A gigantic 200 tonnes of artificial snow was laid on the layered flooring which was specially prepared to avoid seepage or melting. Every day, the top layer of snow is cleaned and an additional two to three tonnes of snow, which is generated within the facility, is used to top the snow spread. The artificial snow is made using a patented technology from Australia. The snow is made from water that is filtered four times so it won't harm children if they consume it, as they are prone to in other such locations.

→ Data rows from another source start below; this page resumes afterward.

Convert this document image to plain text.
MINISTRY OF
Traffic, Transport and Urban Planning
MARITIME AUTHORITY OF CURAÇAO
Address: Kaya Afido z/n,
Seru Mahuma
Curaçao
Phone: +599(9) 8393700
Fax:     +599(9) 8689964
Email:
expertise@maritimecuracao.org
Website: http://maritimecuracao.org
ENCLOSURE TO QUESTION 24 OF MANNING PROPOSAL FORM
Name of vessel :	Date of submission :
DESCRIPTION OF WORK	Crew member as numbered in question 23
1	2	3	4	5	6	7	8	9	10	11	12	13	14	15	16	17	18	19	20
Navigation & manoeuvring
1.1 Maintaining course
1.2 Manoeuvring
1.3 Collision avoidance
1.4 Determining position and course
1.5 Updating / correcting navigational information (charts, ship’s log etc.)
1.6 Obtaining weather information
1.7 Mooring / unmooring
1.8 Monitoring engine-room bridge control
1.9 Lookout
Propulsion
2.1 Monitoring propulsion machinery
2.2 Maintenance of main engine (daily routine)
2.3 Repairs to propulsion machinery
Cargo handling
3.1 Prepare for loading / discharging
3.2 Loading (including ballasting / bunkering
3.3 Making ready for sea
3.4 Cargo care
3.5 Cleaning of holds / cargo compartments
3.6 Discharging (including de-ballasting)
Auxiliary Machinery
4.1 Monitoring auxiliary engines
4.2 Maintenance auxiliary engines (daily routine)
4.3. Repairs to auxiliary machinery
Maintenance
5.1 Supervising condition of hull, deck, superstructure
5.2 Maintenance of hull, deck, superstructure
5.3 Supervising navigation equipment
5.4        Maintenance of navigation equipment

The park can accommodate a total of 2,400 visitors in a day. Every visitor gets acclimatised to lower temperatures in a step-wise manner, 20 C, then 0 °C, and then a sub zero temperature. This method is approved internationally. In addition, visitors are given protective clothing like extra-warm sweaters and jackets and snow caps and a steaming cup of soupy broth for consumption to help them acclimatise to the rapidly but gradual temperature change. The internal area, also called as the Cryo Zone, maintains a constant temperature of – 5 °C. For 1 hour, a maximum of 300 visitors at a time can explore the different facilities such as kids snow play area, snow wars, snow tube slide, sleigh slide, ice-bumping cars, merry-go-round and an ice skating rink.

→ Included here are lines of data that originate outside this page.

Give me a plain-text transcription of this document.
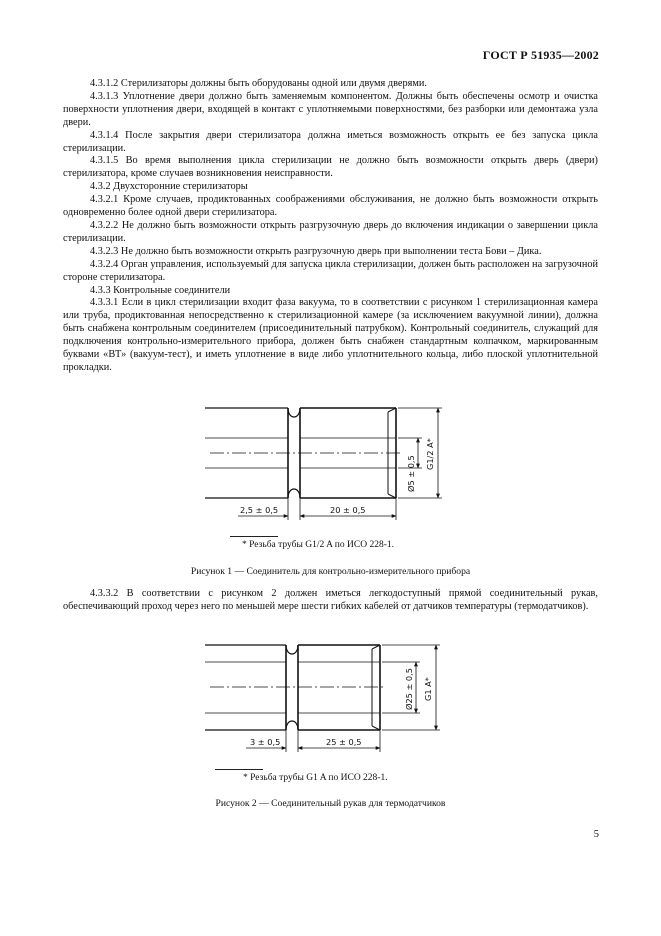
ГОСТ Р 51935—2002

4.3.1.2 Стерилизаторы должны быть оборудованы одной или двумя дверями.

4.3.1.3 Уплотнение двери должно быть заменяемым компонентом. Должны быть обеспечены осмотр и очистка поверхности уплотнения двери, входящей в контакт с уплотняемыми поверхностями, без разборки или демонтажа узла двери.

4.3.1.4 После закрытия двери стерилизатора должна иметься возможность открыть ее без запуска цикла стерилизации.

4.3.1.5 Во время выполнения цикла стерилизации не должно быть возможности открыть дверь (двери) стерилизатора, кроме случаев возникновения неисправности.

4.3.2 Двухсторонние стерилизаторы

4.3.2.1 Кроме случаев, продиктованных соображениями обслуживания, не должно быть возможности открыть одновременно более одной двери стерилизатора.

4.3.2.2 Не должно быть возможности открыть разгрузочную дверь до включения индикации о завершении цикла стерилизации.

4.3.2.3 Не должно быть возможности открыть разгрузочную дверь при выполнении теста Бови – Дика.

4.3.2.4 Орган управления, используемый для запуска цикла стерилизации, должен быть расположен на загрузочной стороне стерилизатора.

4.3.3 Контрольные соединители

4.3.3.1 Если в цикл стерилизации входит фаза вакуума, то в соответствии с рисунком 1 стерилизационная камера или труба, продиктованная непосредственно к стерилизационной камере (за исключением вакуумной линии), должна быть снабжена контрольным соединителем (присоединительный патрубком). Контрольный соединитель, служащий для подключения контрольно-измерительного прибора, должен быть снабжен стандартным колпачком, маркированным буквами «ВТ» (вакуум-тест), и иметь уплотнение в виде либо уплотнительного кольца, либо плоской уплотнительной прокладки.

2,5 ± 0,5	20 ± 0,5
Ø5 ± 0,5
G1/2 A*
* Резьба трубы G1/2 A по ИСО 228-1.
Рисунок 1 — Соединитель для контрольно-измерительного прибора

4.3.3.2 В соответствии с рисунком 2 должен иметься легкодоступный прямой соединительный рукав, обеспечивающий проход через него по меньшей мере шести гибких кабелей от датчиков температуры (термодатчиков).

3 ± 0,5	25 ± 0,5
Ø25 ± 0,5 G1 A*
* Резьба трубы G1 A по ИСО 228-1.
Рисунок 2 — Соединительный рукав для термодатчиков
5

A few months after its inauguration, a snowfall feature was added. Said to be the first of its kind at any show theme park or snow dome in India, the visitors are exposed to snowfall for five minutes just before a session ends. A 40000 sqft kart racing, built at a cost of ₹25 million, was open to public. 300 workers took one year to construct the thematic indoor go karting arena. The indoor resemble a cave that was uniquely designed using plaster of paris. With an exhaust system and a fresh air system to ensure uninterrupted supply of fresh air, the facility sought certification from the Motor Sports Association of India.